第3話 ストロベリーは食べごろになったー②

 姿を現した天ヶ瀬あまがせうららは、実弾のアサルトライフルを数発で指切りしながらも、歯噛みする。


「メグさん……」


 片膝をついたまま、廊下の先にいる男たちに撃ち続け、応戦されたことでの弾丸がヒュンッ! シュッ! と近くを通りすぎ、もしくは、壁や床に当たって破片を飛ばしてくる。

 歩兵のヘルメットは、この破片を防ぐため。


 先ほど、機動捜査隊の2人が耳にした音は、咲良さくらマルグリットが乗っていた車両が撃たれ、爆発した音だった……。


 不安でしょうがない麗に、ミーティア女学園の超空間を利用したリアルタイムの戦術データリンクで、マルグリットの声。

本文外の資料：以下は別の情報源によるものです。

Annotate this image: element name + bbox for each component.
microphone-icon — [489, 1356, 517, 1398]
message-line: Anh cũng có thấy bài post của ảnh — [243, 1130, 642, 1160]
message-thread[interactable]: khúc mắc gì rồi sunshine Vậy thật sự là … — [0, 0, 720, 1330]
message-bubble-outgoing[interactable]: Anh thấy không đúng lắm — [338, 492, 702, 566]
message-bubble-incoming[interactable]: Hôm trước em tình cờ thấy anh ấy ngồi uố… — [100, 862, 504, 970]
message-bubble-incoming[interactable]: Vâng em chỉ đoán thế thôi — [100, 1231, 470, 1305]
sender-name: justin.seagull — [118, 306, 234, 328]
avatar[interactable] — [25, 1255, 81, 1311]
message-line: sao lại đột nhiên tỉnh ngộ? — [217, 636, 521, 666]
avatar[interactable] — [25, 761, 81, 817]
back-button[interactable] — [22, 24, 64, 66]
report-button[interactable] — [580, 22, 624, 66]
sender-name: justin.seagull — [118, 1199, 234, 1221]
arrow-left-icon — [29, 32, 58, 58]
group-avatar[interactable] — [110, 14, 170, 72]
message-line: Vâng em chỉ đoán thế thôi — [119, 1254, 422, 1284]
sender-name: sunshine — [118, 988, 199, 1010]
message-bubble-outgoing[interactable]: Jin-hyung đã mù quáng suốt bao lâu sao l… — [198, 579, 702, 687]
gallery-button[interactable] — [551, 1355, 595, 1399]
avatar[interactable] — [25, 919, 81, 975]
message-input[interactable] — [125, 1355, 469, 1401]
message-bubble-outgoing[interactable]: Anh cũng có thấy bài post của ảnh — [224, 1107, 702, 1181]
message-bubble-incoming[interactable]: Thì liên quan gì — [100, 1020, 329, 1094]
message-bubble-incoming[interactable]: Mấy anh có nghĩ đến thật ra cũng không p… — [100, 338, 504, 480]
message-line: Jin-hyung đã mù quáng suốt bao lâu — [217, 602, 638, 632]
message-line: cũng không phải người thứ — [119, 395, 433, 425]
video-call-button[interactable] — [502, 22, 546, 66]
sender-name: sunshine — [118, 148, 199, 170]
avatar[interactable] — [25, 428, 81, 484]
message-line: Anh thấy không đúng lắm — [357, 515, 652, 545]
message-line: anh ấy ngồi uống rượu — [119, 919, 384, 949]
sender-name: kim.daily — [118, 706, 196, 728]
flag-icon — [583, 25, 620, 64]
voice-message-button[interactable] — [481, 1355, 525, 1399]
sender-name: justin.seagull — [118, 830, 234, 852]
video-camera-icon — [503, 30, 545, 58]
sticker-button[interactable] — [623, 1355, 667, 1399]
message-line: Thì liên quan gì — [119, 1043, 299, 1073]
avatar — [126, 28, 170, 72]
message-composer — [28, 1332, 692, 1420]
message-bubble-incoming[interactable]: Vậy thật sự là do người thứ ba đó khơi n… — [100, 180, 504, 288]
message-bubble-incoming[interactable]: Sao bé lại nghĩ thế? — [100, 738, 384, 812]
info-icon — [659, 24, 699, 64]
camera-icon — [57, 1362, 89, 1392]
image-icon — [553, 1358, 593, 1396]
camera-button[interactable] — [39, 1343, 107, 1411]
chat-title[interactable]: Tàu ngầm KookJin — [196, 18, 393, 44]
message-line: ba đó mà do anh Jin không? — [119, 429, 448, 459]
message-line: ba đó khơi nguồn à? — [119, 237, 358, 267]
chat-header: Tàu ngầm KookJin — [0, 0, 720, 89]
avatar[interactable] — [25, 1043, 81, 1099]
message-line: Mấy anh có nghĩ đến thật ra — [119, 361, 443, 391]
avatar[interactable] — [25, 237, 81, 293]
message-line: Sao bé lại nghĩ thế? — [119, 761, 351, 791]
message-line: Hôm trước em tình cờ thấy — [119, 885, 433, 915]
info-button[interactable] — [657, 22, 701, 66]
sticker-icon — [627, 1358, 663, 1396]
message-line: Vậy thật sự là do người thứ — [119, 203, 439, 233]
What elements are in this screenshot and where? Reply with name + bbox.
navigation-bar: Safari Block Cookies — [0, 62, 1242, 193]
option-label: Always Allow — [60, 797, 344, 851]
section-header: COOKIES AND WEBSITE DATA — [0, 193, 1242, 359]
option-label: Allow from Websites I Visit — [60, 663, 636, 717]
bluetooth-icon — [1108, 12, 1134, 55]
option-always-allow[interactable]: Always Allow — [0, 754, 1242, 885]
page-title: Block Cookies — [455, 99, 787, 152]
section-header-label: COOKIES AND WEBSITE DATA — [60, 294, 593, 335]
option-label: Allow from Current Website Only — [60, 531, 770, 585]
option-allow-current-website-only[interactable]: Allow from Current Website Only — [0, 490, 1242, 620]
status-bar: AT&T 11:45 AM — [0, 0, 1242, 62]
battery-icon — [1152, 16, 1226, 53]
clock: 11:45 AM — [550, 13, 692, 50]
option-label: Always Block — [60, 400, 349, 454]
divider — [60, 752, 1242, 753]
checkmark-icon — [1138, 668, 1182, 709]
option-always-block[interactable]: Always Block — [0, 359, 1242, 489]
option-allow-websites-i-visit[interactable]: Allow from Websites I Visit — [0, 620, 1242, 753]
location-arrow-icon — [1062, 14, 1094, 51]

『聞こえる? こちらは全高4mのMA(マニューバ・アーマー)に襲われたわ! 車両は爆散! 手持ちの装備だけで対応して! 少なくとも2機! そちらにも行くと思う。制限なしで戦いなさい! 生け捕りの必要はなし』


「全力の制圧、了解! ……MAか」


 麗は、立ち上がった。

 FPSのように相手を見たまま、横移動。

 

 相手の射線を切った。


 マンションの壁を背にしたまま、小銃の空マガジンを下へ落とし、次のマガジンをめて、片手でチャージングハンドルを引く。


 そのハンドルが戻りつつ、シャカッと装填された。


 データリンクで、問いかける。


「MA? どこの勢力ですか?」


『分からない! ただ、動きが良すぎるし、全体のデザインも……。こっちは集中するから、後でね!』


「はい!」


 バババと、うるさい小銃の音が消えて、軍靴ぐんかのような足音が重なる。


 全員が走っており、10人前後。

 遠ざかるように、どこかを目指しているようだ。


 対する麗は肩付けしたアサルトライフルを両手で持ち、銃口を下げた状態。


 すでに制限はなく、殺して構わない。


 銃口を上げ、トリガーを引くだけで撃てるまま、呼吸を整えた。


 自分を向いている銃口2つに気づき、そちらを見る。


 片手で上下に開いた手帳を見せていた中年男が、パタンと閉じて、上着のポケットに仕舞った。

 空いた手は、グリップを包み込むように添える。


「警察だ! 銃を捨てろ!」

「頼むから、指示に従ってくれ」


 麗は、その雰囲気から、刑事のようだと思う。


 一般人にしてみれば、刑事と機捜きそうのどちらでも同じ。


 ふーっ! と息を吐いた麗は、グレーのシューティンググラス越しに、何もない方向を見た。

 そのまま、視線で追う。


 動かない少女を見た櫻井さくらいは、銃口を向けたまま、部下に命じる。


影山かげやま!」

「ハッ!」


 影山は拳銃をホルスターに収めて、背中側のベルトから手錠を取り出す。


 相手が両手で抱えたままの小銃を取り上げようと――


「早く逃げないと、死にますよ?」


 銃口を向けた男2人がいるのに、少女は関心を払わない。


 それに答えず、影山は上から小銃を押さえようとするも、クオンッ! と不思議な音がして、同時に突風。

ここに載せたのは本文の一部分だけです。